Ghana’s discovery of oil in commercial quantities in June 2007 has further rekindled investor enthusiasm in the country. In 2010, Ghana signed a series of multibillion dollar deals with China to finance infrastructure projects and transform its economy through gas and proposed oil-driven industrialization. The Ghanaian government signed a total of $13 billion in agreements with the China Development Bank and the China ExIm Bank, representing 33 percent of Ghana’s gross domestic product (GDP) in 2012. The deals included a $3 billion China Development Bank facility for the Western Corridor gas commercialization project, a $9 billion deal with the China ExIm Bank for road, railway and dam projects, and a $250 million deal for rehabilitation of the Kpong water works.
But are the terms and conditions of these Chinese loans good for Ghana’s industrialization? According to a report released by the United States (US) Government Accountability Office, Chinese firms and materials are to make up about 60 percent of the content used under these agreements, which will be bid competitively among Chinese firms. Even though the report further indicated that Ghanaian workers constitute the majority of labour hired by Chinese contractors under these projects, local contractors and manufacturers are hugely sidelined, a condition which cripples their global competitiveness and also undermines the purpose for contracting these loans. Chinese companies are involved in sectors such as agriculture, construction, energy, fishing, manufacturing, and telecommunications.

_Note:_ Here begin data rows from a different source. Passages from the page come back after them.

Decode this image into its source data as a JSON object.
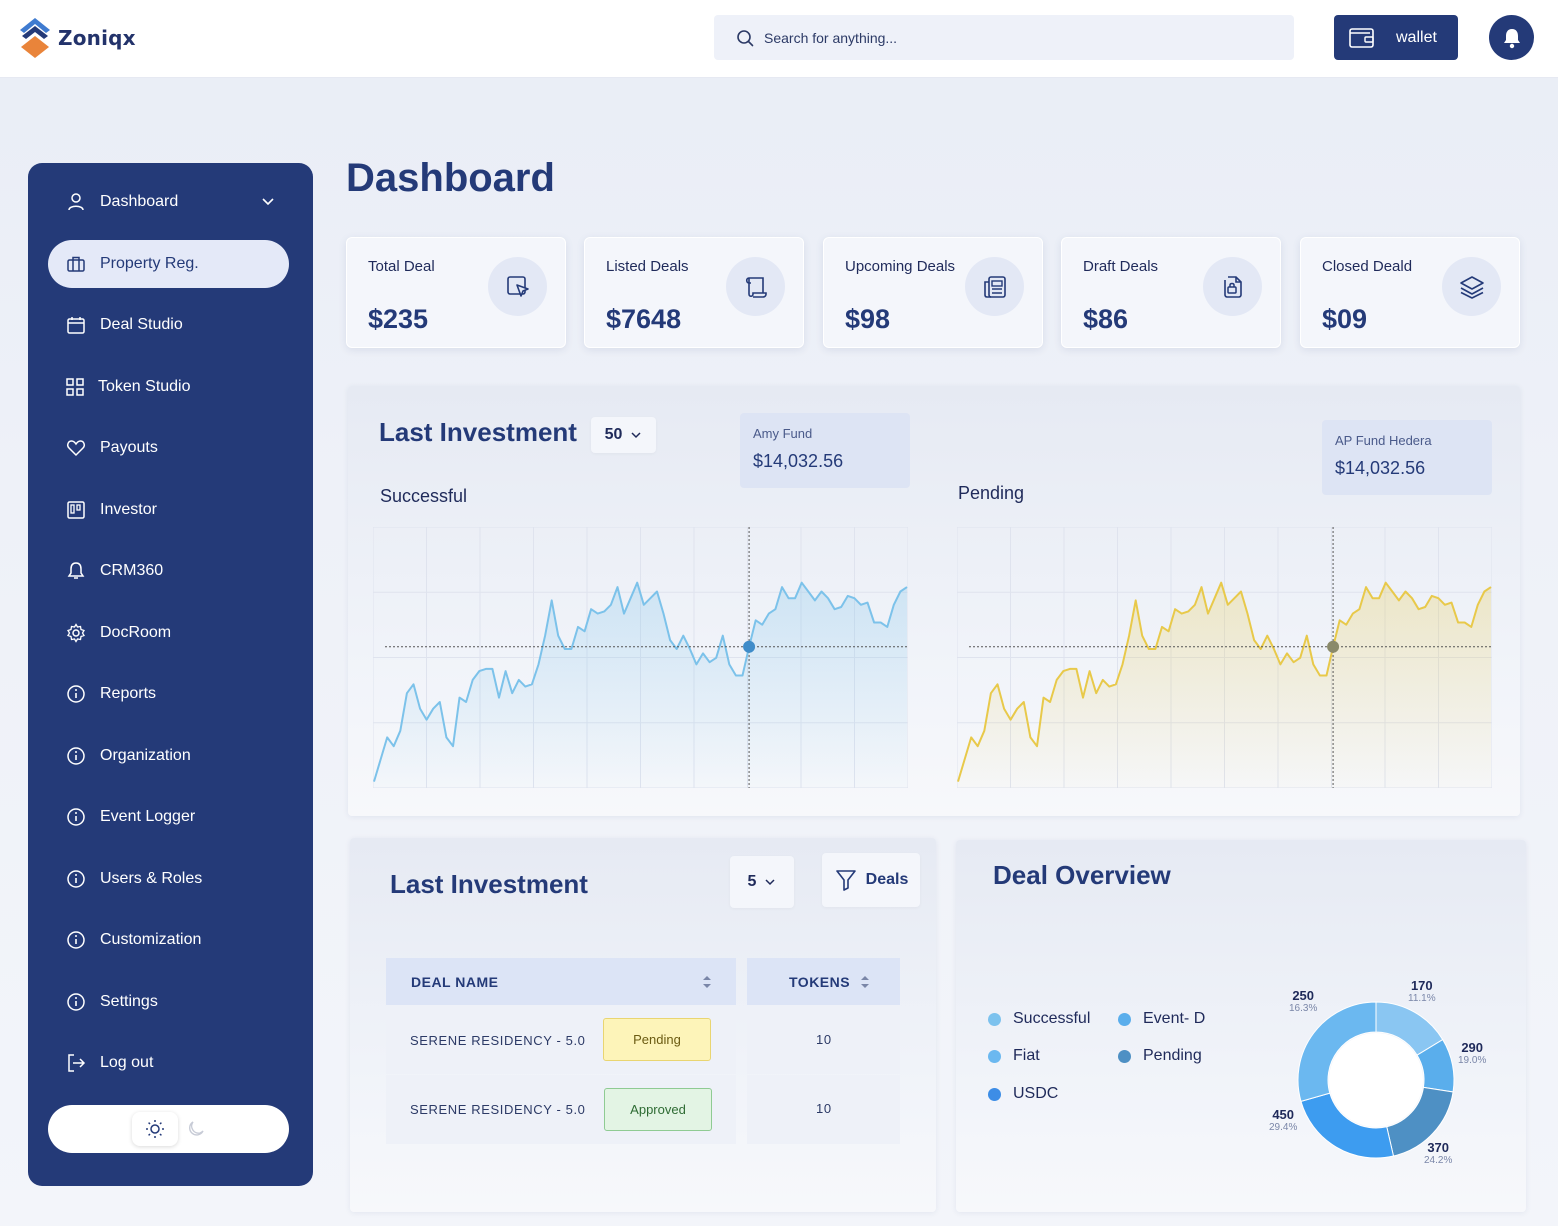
{
  "app": {
    "name": "Zoniqx"
  },
  "search": {
    "placeholder": "Search for anything..."
  },
  "header": {
    "wallet_label": "wallet"
  },
  "sidebar": {
    "items": [
      {
        "label": "Dashboard",
        "icon": "user-icon"
      },
      {
        "label": "Property Reg.",
        "icon": "briefcase-icon"
      },
      {
        "label": "Deal Studio",
        "icon": "calendar-icon"
      },
      {
        "label": "Token Studio",
        "icon": "grid-icon"
      },
      {
        "label": "Payouts",
        "icon": "heart-icon"
      },
      {
        "label": "Investor",
        "icon": "kanban-icon"
      },
      {
        "label": "CRM360",
        "icon": "bell-icon"
      },
      {
        "label": "DocRoom",
        "icon": "gear-icon"
      },
      {
        "label": "Reports",
        "icon": "info-icon"
      },
      {
        "label": "Organization",
        "icon": "info-icon"
      },
      {
        "label": "Event Logger",
        "icon": "info-icon"
      },
      {
        "label": "Users & Roles",
        "icon": "info-icon"
      },
      {
        "label": "Customization",
        "icon": "info-icon"
      },
      {
        "label": "Settings",
        "icon": "info-icon"
      },
      {
        "label": "Log out",
        "icon": "logout-icon"
      }
    ]
  },
  "page": {
    "title": "Dashboard"
  },
  "stats": [
    {
      "label": "Total Deal",
      "value": "$235",
      "icon": "cursor-icon"
    },
    {
      "label": "Listed Deals",
      "value": "$7648",
      "icon": "scroll-icon"
    },
    {
      "label": "Upcoming Deals",
      "value": "$98",
      "icon": "newspaper-icon"
    },
    {
      "label": "Draft Deals",
      "value": "$86",
      "icon": "file-lock-icon"
    },
    {
      "label": "Closed Deald",
      "value": "$09",
      "icon": "layers-icon"
    }
  ],
  "investment_chart": {
    "title": "Last Investment",
    "range_value": "50",
    "successful_label": "Successful",
    "pending_label": "Pending",
    "fund_left": {
      "name": "Amy Fund",
      "amount": "$14,032.56"
    },
    "fund_right": {
      "name": "AP Fund Hedera",
      "amount": "$14,032.56"
    },
    "colors": {
      "successful": "#7cc2ea",
      "pending": "#e8c94a",
      "marker_successful": "#3f8cc9",
      "marker_pending": "#8a8a6a"
    }
  },
  "chart_data": [
    {
      "type": "line",
      "title": "Successful",
      "ylim": [
        0,
        100
      ],
      "series": [
        {
          "values": [
            2,
            12,
            22,
            18,
            25,
            42,
            46,
            35,
            30,
            35,
            38,
            22,
            18,
            40,
            38,
            48,
            52,
            53,
            53,
            40,
            52,
            42,
            48,
            45,
            46,
            55,
            68,
            84,
            68,
            62,
            62,
            72,
            70,
            80,
            78,
            79,
            82,
            90,
            78,
            85,
            92,
            82,
            85,
            88,
            78,
            66,
            62,
            68,
            62,
            55,
            60,
            56,
            58,
            68,
            55,
            50,
            50,
            63,
            75,
            73,
            78,
            80,
            90,
            85,
            85,
            92,
            88,
            84,
            88,
            85,
            80,
            81,
            86,
            85,
            82,
            83,
            74,
            74,
            72,
            82,
            88,
            90
          ]
        }
      ]
    },
    {
      "type": "line",
      "title": "Pending",
      "ylim": [
        0,
        100
      ],
      "series": [
        {
          "values": [
            2,
            12,
            22,
            18,
            25,
            42,
            46,
            35,
            30,
            35,
            38,
            22,
            18,
            40,
            38,
            48,
            52,
            53,
            53,
            40,
            52,
            42,
            48,
            45,
            46,
            55,
            68,
            84,
            68,
            62,
            62,
            72,
            70,
            80,
            78,
            79,
            82,
            90,
            78,
            85,
            92,
            82,
            85,
            88,
            78,
            66,
            62,
            68,
            62,
            55,
            60,
            56,
            58,
            68,
            55,
            50,
            50,
            63,
            75,
            73,
            78,
            80,
            90,
            85,
            85,
            92,
            88,
            84,
            88,
            85,
            80,
            81,
            86,
            85,
            82,
            83,
            74,
            74,
            72,
            82,
            88,
            90
          ]
        }
      ]
    },
    {
      "type": "pie",
      "title": "Deal Overview",
      "categories": [
        "250",
        "170",
        "290",
        "370",
        "450"
      ],
      "series": [
        {
          "values": [
            250,
            170,
            290,
            370,
            450
          ],
          "percent": [
            "16.3%",
            "11.1%",
            "19.0%",
            "24.2%",
            "29.4%"
          ]
        }
      ],
      "colors": [
        "#8ac6f2",
        "#5aaeec",
        "#4e90c4",
        "#3d9cf0",
        "#6bb8f0"
      ]
    }
  ],
  "table_panel": {
    "title": "Last Investment",
    "page_size": "5",
    "deals_button": "Deals",
    "columns": [
      "DEAL NAME",
      "TOKENS"
    ],
    "rows": [
      {
        "name": "SERENE RESIDENCY - 5.0",
        "status": "Pending",
        "tokens": "10"
      },
      {
        "name": "SERENE RESIDENCY - 5.0",
        "status": "Approved",
        "tokens": "10"
      }
    ]
  },
  "deal_overview": {
    "title": "Deal Overview",
    "legend": [
      {
        "label": "Successful",
        "color": "#7cc2ee"
      },
      {
        "label": "Event- D",
        "color": "#5aaeec"
      },
      {
        "label": "Fiat",
        "color": "#6bb8f0"
      },
      {
        "label": "Pending",
        "color": "#4e90c4"
      },
      {
        "label": "USDC",
        "color": "#3d8de6"
      }
    ],
    "slices": [
      {
        "value": "250",
        "percent": "16.3%"
      },
      {
        "value": "170",
        "percent": "11.1%"
      },
      {
        "value": "290",
        "percent": "19.0%"
      },
      {
        "value": "370",
        "percent": "24.2%"
      },
      {
        "value": "450",
        "percent": "29.4%"
      }
    ]
  }
}
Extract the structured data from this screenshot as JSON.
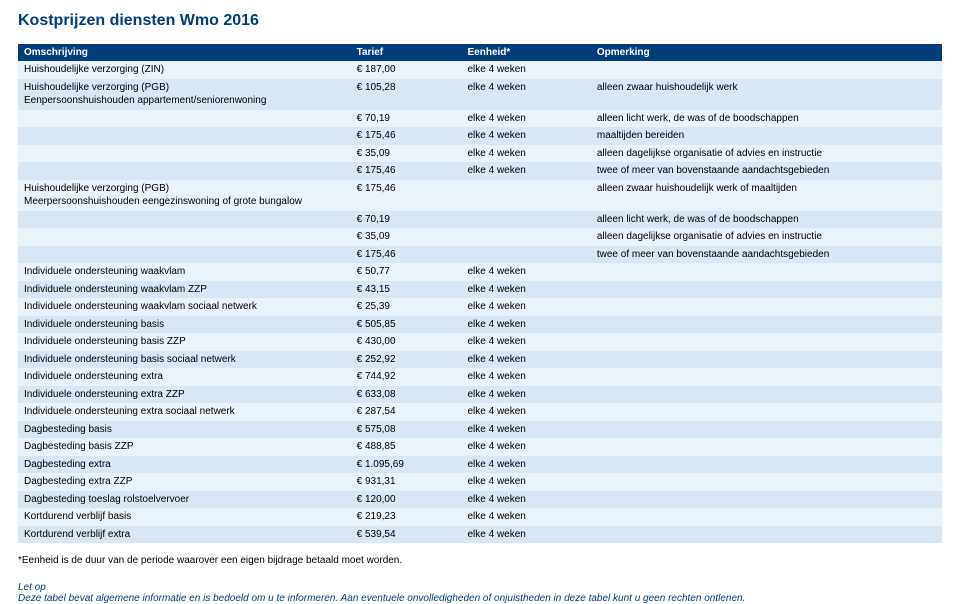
{
  "title": "Kostprijzen diensten Wmo 2016",
  "columns": [
    "Omschrijving",
    "Tarief",
    "Eenheid*",
    "Opmerking"
  ],
  "rows": [
    {
      "desc": "Huishoudelijke verzorging (ZIN)",
      "tarief": "€ 187,00",
      "eenheid": "elke 4 weken",
      "opm": "",
      "stripe": "light"
    },
    {
      "desc": "Huishoudelijke verzorging (PGB)\nEenpersoonshuishouden appartement/seniorenwoning",
      "tarief": "€ 105,28",
      "eenheid": "elke 4 weken",
      "opm": "alleen zwaar huishoudelijk werk",
      "stripe": "dark"
    },
    {
      "desc": "",
      "tarief": "€ 70,19",
      "eenheid": "elke 4 weken",
      "opm": "alleen licht werk, de was of de boodschappen",
      "stripe": "light"
    },
    {
      "desc": "",
      "tarief": "€ 175,46",
      "eenheid": "elke 4 weken",
      "opm": "maaltijden bereiden",
      "stripe": "dark"
    },
    {
      "desc": "",
      "tarief": "€ 35,09",
      "eenheid": "elke 4 weken",
      "opm": "alleen dagelijkse organisatie of advies en instructie",
      "stripe": "light"
    },
    {
      "desc": "",
      "tarief": "€ 175,46",
      "eenheid": "elke 4 weken",
      "opm": "twee of meer van bovenstaande aandachtsgebieden",
      "stripe": "dark"
    },
    {
      "desc": "Huishoudelijke verzorging (PGB)\nMeerpersoonshuishouden eengezinswoning of grote bungalow",
      "tarief": "€ 175,46",
      "eenheid": "",
      "opm": "alleen zwaar huishoudelijk werk of maaltijden",
      "stripe": "light"
    },
    {
      "desc": "",
      "tarief": "€ 70,19",
      "eenheid": "",
      "opm": "alleen licht werk, de was of de boodschappen",
      "stripe": "dark"
    },
    {
      "desc": "",
      "tarief": "€ 35,09",
      "eenheid": "",
      "opm": "alleen dagelijkse organisatie of advies en instructie",
      "stripe": "light"
    },
    {
      "desc": "",
      "tarief": "€ 175,46",
      "eenheid": "",
      "opm": "twee of meer van bovenstaande aandachtsgebieden",
      "stripe": "dark"
    },
    {
      "desc": "Individuele ondersteuning waakvlam",
      "tarief": "€ 50,77",
      "eenheid": "elke 4 weken",
      "opm": "",
      "stripe": "light"
    },
    {
      "desc": "Individuele ondersteuning waakvlam ZZP",
      "tarief": "€ 43,15",
      "eenheid": "elke 4 weken",
      "opm": "",
      "stripe": "dark"
    },
    {
      "desc": "Individuele ondersteuning waakvlam sociaal netwerk",
      "tarief": "€ 25,39",
      "eenheid": "elke 4 weken",
      "opm": "",
      "stripe": "light"
    },
    {
      "desc": "Individuele ondersteuning basis",
      "tarief": "€ 505,85",
      "eenheid": "elke 4 weken",
      "opm": "",
      "stripe": "dark"
    },
    {
      "desc": "Individuele ondersteuning basis ZZP",
      "tarief": "€ 430,00",
      "eenheid": "elke 4 weken",
      "opm": "",
      "stripe": "light"
    },
    {
      "desc": "Individuele ondersteuning basis sociaal netwerk",
      "tarief": "€ 252,92",
      "eenheid": "elke 4 weken",
      "opm": "",
      "stripe": "dark"
    },
    {
      "desc": "Individuele ondersteuning extra",
      "tarief": "€ 744,92",
      "eenheid": "elke 4 weken",
      "opm": "",
      "stripe": "light"
    },
    {
      "desc": "Individuele ondersteuning extra ZZP",
      "tarief": "€ 633,08",
      "eenheid": "elke 4 weken",
      "opm": "",
      "stripe": "dark"
    },
    {
      "desc": "Individuele ondersteuning extra sociaal netwerk",
      "tarief": "€ 287,54",
      "eenheid": "elke 4 weken",
      "opm": "",
      "stripe": "light"
    },
    {
      "desc": "Dagbesteding basis",
      "tarief": "€ 575,08",
      "eenheid": "elke 4 weken",
      "opm": "",
      "stripe": "dark"
    },
    {
      "desc": "Dagbesteding basis ZZP",
      "tarief": "€ 488,85",
      "eenheid": "elke 4 weken",
      "opm": "",
      "stripe": "light"
    },
    {
      "desc": "Dagbesteding extra",
      "tarief": "€ 1.095,69",
      "eenheid": "elke 4 weken",
      "opm": "",
      "stripe": "dark"
    },
    {
      "desc": "Dagbesteding extra ZZP",
      "tarief": "€ 931,31",
      "eenheid": "elke 4 weken",
      "opm": "",
      "stripe": "light"
    },
    {
      "desc": "Dagbesteding toeslag rolstoelvervoer",
      "tarief": "€ 120,00",
      "eenheid": "elke 4 weken",
      "opm": "",
      "stripe": "dark"
    },
    {
      "desc": "Kortdurend verblijf basis",
      "tarief": "€ 219,23",
      "eenheid": "elke 4 weken",
      "opm": "",
      "stripe": "light"
    },
    {
      "desc": "Kortdurend verblijf extra",
      "tarief": "€ 539,54",
      "eenheid": "elke 4 weken",
      "opm": "",
      "stripe": "dark"
    }
  ],
  "footnote": "*Eenheid is de duur van de periode waarover een eigen bijdrage betaald moet worden.",
  "letop_label": "Let op",
  "letop_text": "Deze tabel bevat algemene informatie en is bedoeld om u te informeren. Aan eventuele onvolledigheden of onjuistheden in deze tabel kunt u geen rechten ontlenen.",
  "colors": {
    "header_bg": "#003d7a",
    "header_fg": "#ffffff",
    "row_light": "#eaf2fa",
    "row_dark": "#d9e6f3",
    "title": "#003d7a"
  }
}
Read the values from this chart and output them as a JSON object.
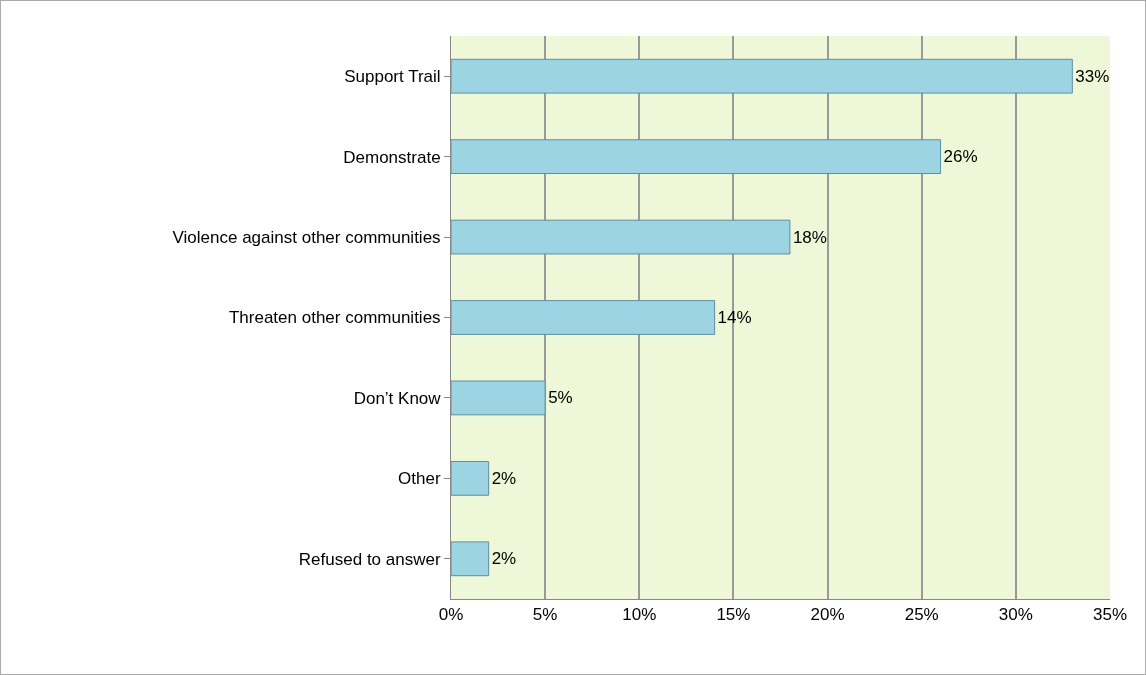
{
  "chart_data": {
    "type": "bar",
    "orientation": "horizontal",
    "categories": [
      "Support Trail",
      "Demonstrate",
      "Violence against other communities",
      "Threaten other communities",
      "Don’t Know",
      "Other",
      "Refused to answer"
    ],
    "values": [
      33,
      26,
      18,
      14,
      5,
      2,
      2
    ],
    "value_labels": [
      "33%",
      "26%",
      "18%",
      "14%",
      "5%",
      "2%",
      "2%"
    ],
    "color": "#9dd4e4",
    "xlim": [
      0,
      35
    ],
    "xticks": [
      {
        "value": 0,
        "label": "0%"
      },
      {
        "value": 5,
        "label": "5%"
      },
      {
        "value": 10,
        "label": "10%"
      },
      {
        "value": 15,
        "label": "15%"
      },
      {
        "value": 20,
        "label": "20%"
      },
      {
        "value": 25,
        "label": "25%"
      },
      {
        "value": 30,
        "label": "30%"
      },
      {
        "value": 35,
        "label": "35%"
      }
    ],
    "grid": "x"
  }
}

There are questions about whether Ghana can afford to service so much Chinese lending. Ghana recently benefited from a debt relief program under the Highly Indebted Poor Countries (HIPC) initiative of the International Monetary Fund (IMF) and the World Bank. According to the IMF, huge soft loans from China deepen worries that progress made under the HIPC initiative may be eroded, and increase corruption among public officials. Ghana’s total public debt at the end of December 2012, stood at $18.8 billion, equivalent to 49.4 percent of GDP, and up from $ 15.4 billion at the end of 2011. The IMF and the UK have rightly warned that cheap Chinese loans to African governments may undermine efforts towards democratic and accountable administrations, and risk driving countries that have only recently benefited from debt relief back into debt. Ghana has not been able to stay out of debt, despite HIPC interventions and heavy US investments in the country.